Merge pull request #7 from GenerateNU/pdf_extraction_test

bamarler · web-flow · commit 46c75d2478d5 · 2025-10-14T17:04:27.000-04:00
Added pdf extraction logic
diff --git a/backend/app/services/pdf_extractor.py b/backend/app/services/pdf_extractor.py
@@ -1,30 +1,90 @@
-from datetime import datetime
-
-
-def extract_pdf_data(pdf_bytes: bytes, file_name: str) -> dict:
-    """
-    Pure function: Takes PDF bytes, returns extracted JSON data
-    No database or storage operations - just PDF → JSON transformation
-
-    TODO: Replace placeholder with actual PDF extraction logic
-    """
-
-    # Placeholder extraction logic
-    extracted_data = {
-        "source_pdf": file_name,
-        "extracted_at": datetime.now().isoformat(),
-        "placeholder": True,
-        "data": {
-            "title": f"Extracted from {file_name}",
-            "content": "PDF content will be extracted here",
-            "tables": [],
-            "text_blocks": [],
-        },
-        "metadata": {
-            "extractor_version": "0.1.0-placeholder",
+# --- LLM-only extractor (no Docling/pdfplumber) ---
+import io, os, re, json, time, tempfile
+try:
+    import google.generativeai as genai
+except Exception:
+    genai = None
+
+def _llm_only_prompt() -> str:
+    return (
+        "You are a PDF→JSON structurer for manufacturing/robotics documents. "

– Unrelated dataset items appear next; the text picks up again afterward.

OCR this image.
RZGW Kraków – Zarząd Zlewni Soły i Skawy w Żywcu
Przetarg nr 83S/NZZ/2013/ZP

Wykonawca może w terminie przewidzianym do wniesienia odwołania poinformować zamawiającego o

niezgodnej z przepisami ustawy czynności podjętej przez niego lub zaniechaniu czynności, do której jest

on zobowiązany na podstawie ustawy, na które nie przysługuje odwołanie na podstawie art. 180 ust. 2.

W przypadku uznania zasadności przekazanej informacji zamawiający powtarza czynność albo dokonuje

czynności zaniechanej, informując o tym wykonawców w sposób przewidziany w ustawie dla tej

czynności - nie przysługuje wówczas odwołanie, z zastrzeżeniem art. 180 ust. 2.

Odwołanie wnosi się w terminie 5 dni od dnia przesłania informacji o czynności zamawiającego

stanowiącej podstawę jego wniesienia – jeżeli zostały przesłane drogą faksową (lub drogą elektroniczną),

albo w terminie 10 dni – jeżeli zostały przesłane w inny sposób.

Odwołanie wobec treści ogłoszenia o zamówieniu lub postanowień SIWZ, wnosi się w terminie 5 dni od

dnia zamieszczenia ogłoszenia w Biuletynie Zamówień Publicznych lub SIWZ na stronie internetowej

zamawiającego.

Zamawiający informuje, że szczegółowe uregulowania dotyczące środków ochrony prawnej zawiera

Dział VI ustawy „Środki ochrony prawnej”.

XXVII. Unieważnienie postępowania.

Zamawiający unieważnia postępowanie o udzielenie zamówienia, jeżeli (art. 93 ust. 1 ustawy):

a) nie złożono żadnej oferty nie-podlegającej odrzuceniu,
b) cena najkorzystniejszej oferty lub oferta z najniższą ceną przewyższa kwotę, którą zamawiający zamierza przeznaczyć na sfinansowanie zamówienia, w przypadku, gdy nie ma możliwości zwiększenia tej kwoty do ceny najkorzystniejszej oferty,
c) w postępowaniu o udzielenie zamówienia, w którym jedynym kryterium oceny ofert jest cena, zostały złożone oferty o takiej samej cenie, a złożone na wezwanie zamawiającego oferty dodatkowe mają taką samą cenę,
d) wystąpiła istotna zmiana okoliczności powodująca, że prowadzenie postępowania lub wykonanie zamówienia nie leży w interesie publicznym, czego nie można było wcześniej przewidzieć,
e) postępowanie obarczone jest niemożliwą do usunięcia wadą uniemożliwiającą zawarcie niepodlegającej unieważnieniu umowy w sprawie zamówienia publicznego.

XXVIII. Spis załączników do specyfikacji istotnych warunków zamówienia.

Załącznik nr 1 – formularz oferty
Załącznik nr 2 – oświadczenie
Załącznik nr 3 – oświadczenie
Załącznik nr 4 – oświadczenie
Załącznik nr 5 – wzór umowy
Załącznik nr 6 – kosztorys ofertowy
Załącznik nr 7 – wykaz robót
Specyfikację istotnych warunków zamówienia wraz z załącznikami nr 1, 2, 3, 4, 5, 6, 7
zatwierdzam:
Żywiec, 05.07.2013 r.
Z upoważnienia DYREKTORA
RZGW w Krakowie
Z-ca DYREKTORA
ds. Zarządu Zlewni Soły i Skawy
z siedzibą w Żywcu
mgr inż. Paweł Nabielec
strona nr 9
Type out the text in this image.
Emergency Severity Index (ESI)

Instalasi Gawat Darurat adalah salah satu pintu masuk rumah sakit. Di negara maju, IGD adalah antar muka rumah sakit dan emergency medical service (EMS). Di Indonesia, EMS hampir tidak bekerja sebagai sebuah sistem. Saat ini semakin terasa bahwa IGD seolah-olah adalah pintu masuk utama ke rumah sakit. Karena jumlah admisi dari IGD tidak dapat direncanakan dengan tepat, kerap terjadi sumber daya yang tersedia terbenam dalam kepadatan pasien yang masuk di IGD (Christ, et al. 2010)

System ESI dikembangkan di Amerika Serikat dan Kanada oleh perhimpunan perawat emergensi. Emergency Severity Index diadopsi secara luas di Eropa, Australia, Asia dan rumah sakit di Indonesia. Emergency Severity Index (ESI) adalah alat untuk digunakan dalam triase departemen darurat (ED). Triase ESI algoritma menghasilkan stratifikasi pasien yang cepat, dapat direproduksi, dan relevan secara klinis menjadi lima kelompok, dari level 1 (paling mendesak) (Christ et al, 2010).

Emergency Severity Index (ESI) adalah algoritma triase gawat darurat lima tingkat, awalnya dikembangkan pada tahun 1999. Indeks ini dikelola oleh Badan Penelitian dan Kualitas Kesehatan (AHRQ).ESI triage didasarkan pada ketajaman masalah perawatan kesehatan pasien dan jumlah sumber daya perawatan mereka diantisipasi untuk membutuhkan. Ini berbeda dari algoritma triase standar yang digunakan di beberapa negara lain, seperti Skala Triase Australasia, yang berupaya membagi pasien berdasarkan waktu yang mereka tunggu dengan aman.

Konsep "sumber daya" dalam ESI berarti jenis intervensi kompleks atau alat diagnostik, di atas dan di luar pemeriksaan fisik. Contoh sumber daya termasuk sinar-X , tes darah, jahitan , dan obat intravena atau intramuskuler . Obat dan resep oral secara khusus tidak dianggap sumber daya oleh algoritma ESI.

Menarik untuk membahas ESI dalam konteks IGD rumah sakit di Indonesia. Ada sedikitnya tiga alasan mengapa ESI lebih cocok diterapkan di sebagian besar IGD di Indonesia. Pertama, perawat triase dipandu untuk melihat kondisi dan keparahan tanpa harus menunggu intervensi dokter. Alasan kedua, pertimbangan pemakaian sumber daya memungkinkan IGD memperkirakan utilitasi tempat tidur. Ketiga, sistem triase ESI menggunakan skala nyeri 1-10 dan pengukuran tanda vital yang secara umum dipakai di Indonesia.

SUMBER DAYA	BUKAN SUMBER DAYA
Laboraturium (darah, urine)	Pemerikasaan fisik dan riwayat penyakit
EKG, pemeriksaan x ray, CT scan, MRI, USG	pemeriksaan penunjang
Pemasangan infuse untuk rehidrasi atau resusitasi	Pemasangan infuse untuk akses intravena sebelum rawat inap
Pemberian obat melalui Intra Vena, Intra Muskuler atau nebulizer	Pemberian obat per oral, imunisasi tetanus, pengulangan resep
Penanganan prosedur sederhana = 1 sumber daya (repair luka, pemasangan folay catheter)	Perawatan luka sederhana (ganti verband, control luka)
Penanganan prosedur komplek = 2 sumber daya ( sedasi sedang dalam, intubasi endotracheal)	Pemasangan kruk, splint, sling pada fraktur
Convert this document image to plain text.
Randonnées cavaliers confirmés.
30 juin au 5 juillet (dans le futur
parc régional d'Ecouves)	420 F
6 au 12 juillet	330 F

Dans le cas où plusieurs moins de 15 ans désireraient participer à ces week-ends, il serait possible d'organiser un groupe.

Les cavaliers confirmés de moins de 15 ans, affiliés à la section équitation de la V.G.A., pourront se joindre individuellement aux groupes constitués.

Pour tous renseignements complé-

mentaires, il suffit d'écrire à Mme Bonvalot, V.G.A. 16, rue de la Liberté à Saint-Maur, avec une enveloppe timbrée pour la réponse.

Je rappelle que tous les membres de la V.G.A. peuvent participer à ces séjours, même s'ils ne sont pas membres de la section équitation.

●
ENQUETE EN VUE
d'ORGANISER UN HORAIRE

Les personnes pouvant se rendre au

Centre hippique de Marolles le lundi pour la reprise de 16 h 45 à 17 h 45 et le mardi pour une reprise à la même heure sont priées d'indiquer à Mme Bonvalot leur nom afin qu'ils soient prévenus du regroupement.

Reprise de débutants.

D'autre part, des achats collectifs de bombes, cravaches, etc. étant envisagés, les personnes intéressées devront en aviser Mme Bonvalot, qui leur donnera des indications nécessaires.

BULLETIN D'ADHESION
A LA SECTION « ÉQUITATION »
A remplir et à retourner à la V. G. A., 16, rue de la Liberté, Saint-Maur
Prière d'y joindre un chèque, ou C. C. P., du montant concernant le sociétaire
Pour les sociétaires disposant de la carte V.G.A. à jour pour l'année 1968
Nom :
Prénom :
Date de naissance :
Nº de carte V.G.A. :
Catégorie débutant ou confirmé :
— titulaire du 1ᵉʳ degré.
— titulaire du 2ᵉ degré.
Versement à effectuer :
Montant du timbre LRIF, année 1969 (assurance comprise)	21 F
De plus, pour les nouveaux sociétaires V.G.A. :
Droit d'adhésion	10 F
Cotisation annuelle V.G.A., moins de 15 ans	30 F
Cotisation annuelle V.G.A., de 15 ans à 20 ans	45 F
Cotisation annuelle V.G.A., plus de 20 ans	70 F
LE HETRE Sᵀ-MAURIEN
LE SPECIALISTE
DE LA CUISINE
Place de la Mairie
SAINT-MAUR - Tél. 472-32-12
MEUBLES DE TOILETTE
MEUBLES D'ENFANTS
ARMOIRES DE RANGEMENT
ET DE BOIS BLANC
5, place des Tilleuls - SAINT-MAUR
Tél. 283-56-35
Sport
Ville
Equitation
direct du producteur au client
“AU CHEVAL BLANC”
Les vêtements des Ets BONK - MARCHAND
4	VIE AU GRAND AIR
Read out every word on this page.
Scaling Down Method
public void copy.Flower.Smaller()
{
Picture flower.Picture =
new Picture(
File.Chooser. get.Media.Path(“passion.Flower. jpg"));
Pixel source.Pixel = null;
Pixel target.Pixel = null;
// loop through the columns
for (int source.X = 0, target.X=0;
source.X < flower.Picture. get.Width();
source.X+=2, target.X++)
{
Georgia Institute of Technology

+        "Return ONE valid JSON object only (no markdown). Keep only meaningful specs "
+        "(manufacturer, model, document identifiers, key specs like payload/reach/"
+        "repeatability/mass/mounting/protection/environment, axis JT1..JTn ranges & speeds). "
+        "Preserve symbols like ±, °/s, φ. Normalize ranges as strings (e.g., '±180', '+140 to -105'). "
+        "Do not invent values; omit if missing."
+    )
+
+def extract_pdf_data(
+    pdf_bytes: bytes,
+    file_name: str,
+    model: str = "gemini-2.5-pro",   # or "gemini-2.5-pro" if enabled
+) -> dict:
+    if genai is None:
+        raise RuntimeError("google-generativeai is not installed. `pip install google-generativeai`")
+
+    api_key = os.getenv("GEMINI_API_KEY")
+    if not api_key:
+        raise RuntimeError("GEMINI_API_KEY is not set")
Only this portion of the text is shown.